Per queste ragioni nella maggior parte degli Stati europei l’attività dei caregiver familiari viene incentivata provvedendo con contributi economici o con agevolazioni di servizio favorito dall’appoggio formativo e continuativo di strutture di servizio pubblico o privato accreditate.

L’Italia vorrebbe essere un Paese del welfare posizionandosi altrettanto su questa strada, ma presenta ancora incertezze normative ed esecutive in quanto manca sul settore una legge quadro organica che ordini e normalizzi questa attività sociale lasciata al volontarismo.

La capacità di risposta ai bisogni delle persone anziane, fragili o con disabilità -va detto- è uno degli indicatori principali di un welfare moderno, inclusivo, equo ed efficiente e sarebbe opportuno che i nostri legislatori convenissero sull’importanza e il valore intrinseco per l’intera società dei caregiver familiari, che si dedicano h24 alla cura e all’assistenza dei propri congiunti non autosufficienti, valorizzandoli e sostenendoli per la loro indispensabilità nella nostra società sempre più longeva e a crescita zero.

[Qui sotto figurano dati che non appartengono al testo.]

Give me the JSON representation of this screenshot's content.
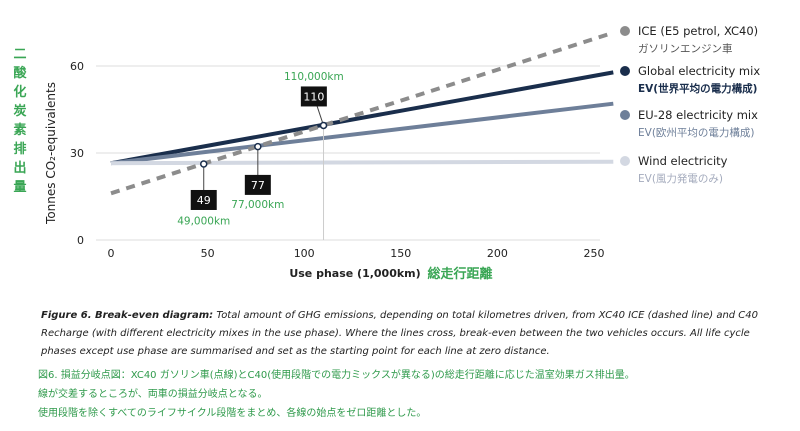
{
  "chart_data": {
    "type": "line",
    "xlabel": "Use phase (1,000km)",
    "xlabel_jp": "総走行距離",
    "ylabel": "Tonnes CO₂-equivalents",
    "ylabel_jp": "二酸化炭素排出量",
    "xlim": [
      0,
      260
    ],
    "ylim": [
      0,
      60
    ],
    "x_ticks": [
      0,
      50,
      100,
      150,
      200,
      250
    ],
    "y_ticks": [
      0,
      30,
      60
    ],
    "grid": "horizontal",
    "legend_position": "right",
    "series": [
      {
        "name": "ICE (E5 petrol, XC40)",
        "name_jp": "ガソリンエンジン車",
        "style": "dashed",
        "color": "#8c8c8c",
        "legend_color": "#8c8c8c",
        "jp_color": "#555555",
        "x": [
          0,
          260
        ],
        "y": [
          16.1,
          71.5
        ]
      },
      {
        "name": "Global electricity mix",
        "name_jp": "EV(世界平均の電力構成)",
        "style": "solid",
        "color": "#1a2e4c",
        "legend_color": "#1a2e4c",
        "jp_color": "#1a2e4c",
        "x": [
          0,
          260
        ],
        "y": [
          26.5,
          57.8
        ]
      },
      {
        "name": "EU-28 electricity mix",
        "name_jp": "EV(欧州平均の電力構成)",
        "style": "solid",
        "color": "#6e7f99",
        "legend_color": "#6e7f99",
        "jp_color": "#6e7f99",
        "x": [
          0,
          260
        ],
        "y": [
          26.5,
          47
        ]
      },
      {
        "name": "Wind electricity",
        "name_jp": "EV(風力発電のみ)",
        "style": "solid",
        "color": "#d3d8e2",
        "legend_color": "#d3d8e2",
        "jp_color": "#a4abbd",
        "x": [
          0,
          260
        ],
        "y": [
          26.5,
          27
        ]
      }
    ],
    "annotations": [
      {
        "label": "110",
        "km_label": "110,000km",
        "x": 110,
        "y": 39.5,
        "box_x": 105,
        "box_y": 49.5,
        "km_y": 56.5,
        "km_pos": "above"
      },
      {
        "label": "77",
        "km_label": "77,000km",
        "x": 76,
        "y": 32.2,
        "box_x": 76,
        "box_y": 19,
        "km_y": 12.5,
        "km_pos": "below"
      },
      {
        "label": "49",
        "km_label": "49,000km",
        "x": 48,
        "y": 26.2,
        "box_x": 48,
        "box_y": 13.8,
        "km_y": 6.8,
        "km_pos": "below"
      }
    ]
  },
  "caption": {
    "title": "Figure 6. Break-even diagram:",
    "body": " Total amount of GHG emissions, depending on total kilometres driven, from XC40 ICE (dashed line) and C40 Recharge (with different electricity mixes in the use phase). Where the lines cross, break-even between the two vehicles occurs. All life cycle phases except use phase are summarised and set as the starting point for each line at zero distance."
  },
  "caption_jp": {
    "line1": "図6. 損益分岐点図：XC40 ガソリン車(点線)とC40(使用段階での電力ミックスが異なる)の総走行距離に応じた温室効果ガス排出量。",
    "line2": "線が交差するところが、両車の損益分岐点となる。",
    "line3": "使用段階を除くすべてのライフサイクル段階をまとめ、各線の始点をゼロ距離とした。"
  }
}
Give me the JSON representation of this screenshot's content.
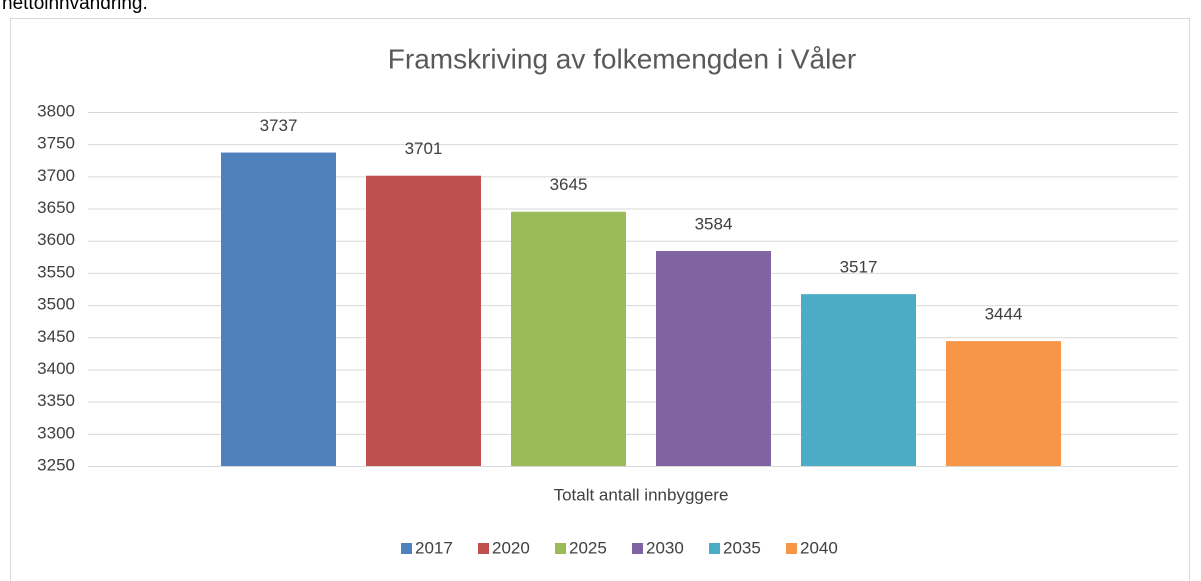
{
  "intro_text": "nettoinnvandring.",
  "chart_data": {
    "type": "bar",
    "title": "Framskriving av folkemengden i Våler",
    "categories": [
      "Totalt antall innbyggere"
    ],
    "series": [
      {
        "name": "2017",
        "color": "#4f81bd",
        "values": [
          3737
        ]
      },
      {
        "name": "2020",
        "color": "#c0504d",
        "values": [
          3701
        ]
      },
      {
        "name": "2025",
        "color": "#9bbb59",
        "values": [
          3645
        ]
      },
      {
        "name": "2030",
        "color": "#8064a2",
        "values": [
          3584
        ]
      },
      {
        "name": "2035",
        "color": "#4bacc6",
        "values": [
          3517
        ]
      },
      {
        "name": "2040",
        "color": "#f79646",
        "values": [
          3444
        ]
      }
    ],
    "ylim": [
      3250,
      3800
    ],
    "yticks": [
      3250,
      3300,
      3350,
      3400,
      3450,
      3500,
      3550,
      3600,
      3650,
      3700,
      3750,
      3800
    ],
    "grid": true,
    "legend": "bottom"
  }
}
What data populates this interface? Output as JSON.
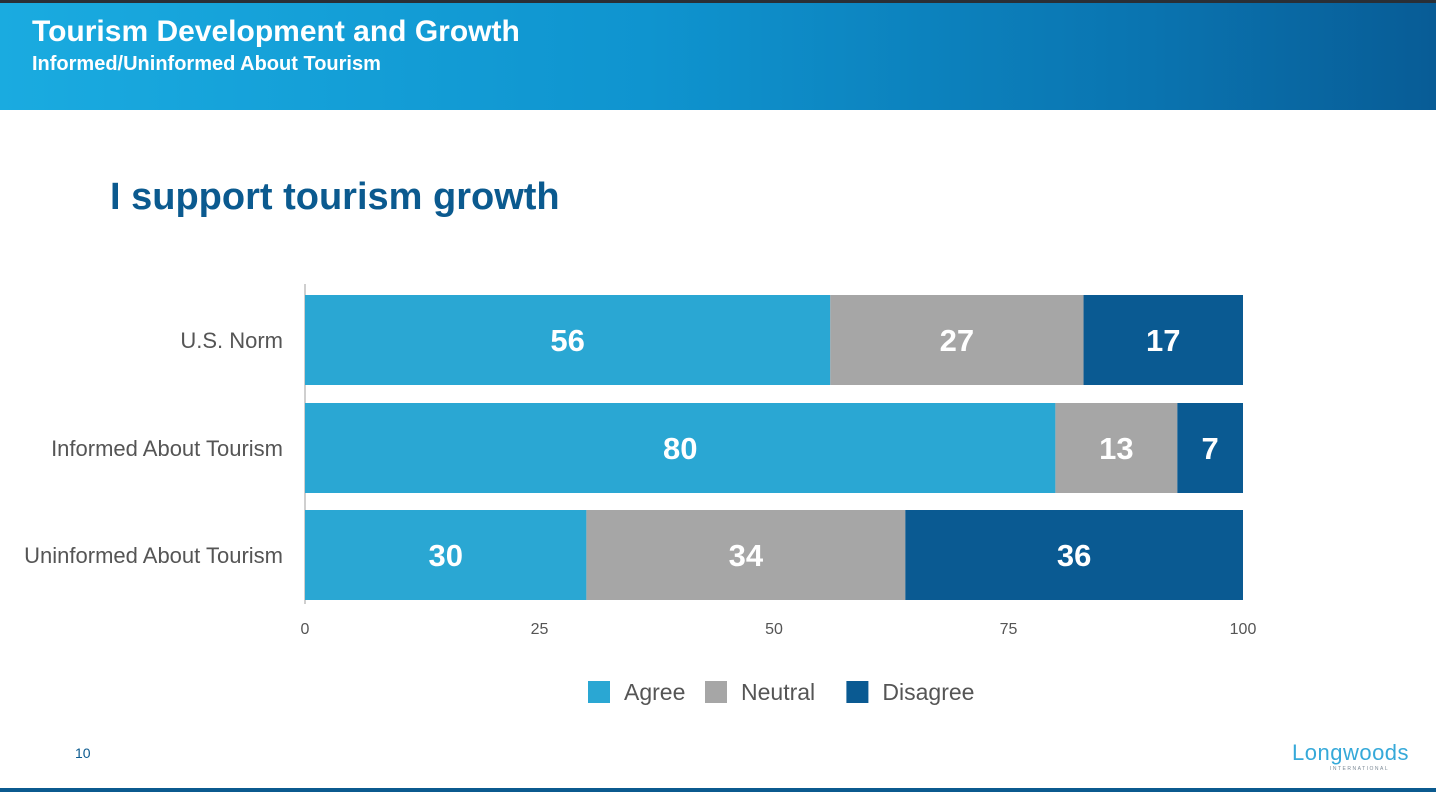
{
  "header": {
    "title": "Tourism Development and Growth",
    "subtitle": "Informed/Uninformed About Tourism"
  },
  "slide": {
    "title": "I support tourism growth",
    "page_number": "10"
  },
  "logo": {
    "name": "Longwoods",
    "tagline": "INTERNATIONAL"
  },
  "colors": {
    "agree": "#2aa7d3",
    "neutral": "#a6a6a6",
    "disagree": "#0a5a92"
  },
  "chart_data": {
    "type": "bar",
    "orientation": "horizontal",
    "stacked": true,
    "categories": [
      "U.S. Norm",
      "Informed About Tourism",
      "Uninformed About Tourism"
    ],
    "series": [
      {
        "name": "Agree",
        "color": "#2aa7d3",
        "values": [
          56,
          80,
          30
        ]
      },
      {
        "name": "Neutral",
        "color": "#a6a6a6",
        "values": [
          27,
          13,
          34
        ]
      },
      {
        "name": "Disagree",
        "color": "#0a5a92",
        "values": [
          17,
          7,
          36
        ]
      }
    ],
    "xlim": [
      0,
      100
    ],
    "xticks": [
      "0",
      "25",
      "50",
      "75",
      "100"
    ],
    "grid": false,
    "legend": "bottom",
    "data_labels": true
  }
}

Il caregiving è oggi (e lo sarà sempre più) essenziale per il mantenimento della persona non autosufficiente, ed è essenziale anche per una ragione etica che fonda la nostra società: il prendersi cura, in special modo del più debole, sostanzia il legame fra le generazioni e tra gli individui in genere, permette alle persone di esperire la loro più propria autenticità umana, nell’accompagnare nella malattia e nella vecchiaia fino alla perdita della vita.

Il caregiver ha bisogno di aiuto, di confronto e di dialogo, per contenere gli effetti disorientanti della malattia e per non spezzare il filo di senso che lo motiva e lo sostiene nell’assistenza.

Il caregiving richiede risorse, personali, ambientali, economiche. L’assenza di risorse sufficienti mette a rischio tutti coloro che sono coinvolti perché acuisce la povertà, induce la disperazione, provoca la rottura dell’equilibrio che regge l’assistenza.

Si deve pertanto promuovere il riconoscimento sul piano culturale e sociale del caregiving e, di conseguenza, modulare e articolare le risposte del servizio pubblico a sostegno di tale ruolo non come una concessione, ma come un aspetto strategico per lo sviluppo civile, e forse non a livello nazionale ma europeo, avviando una politica comune dell’Unione nella prossima legislatura.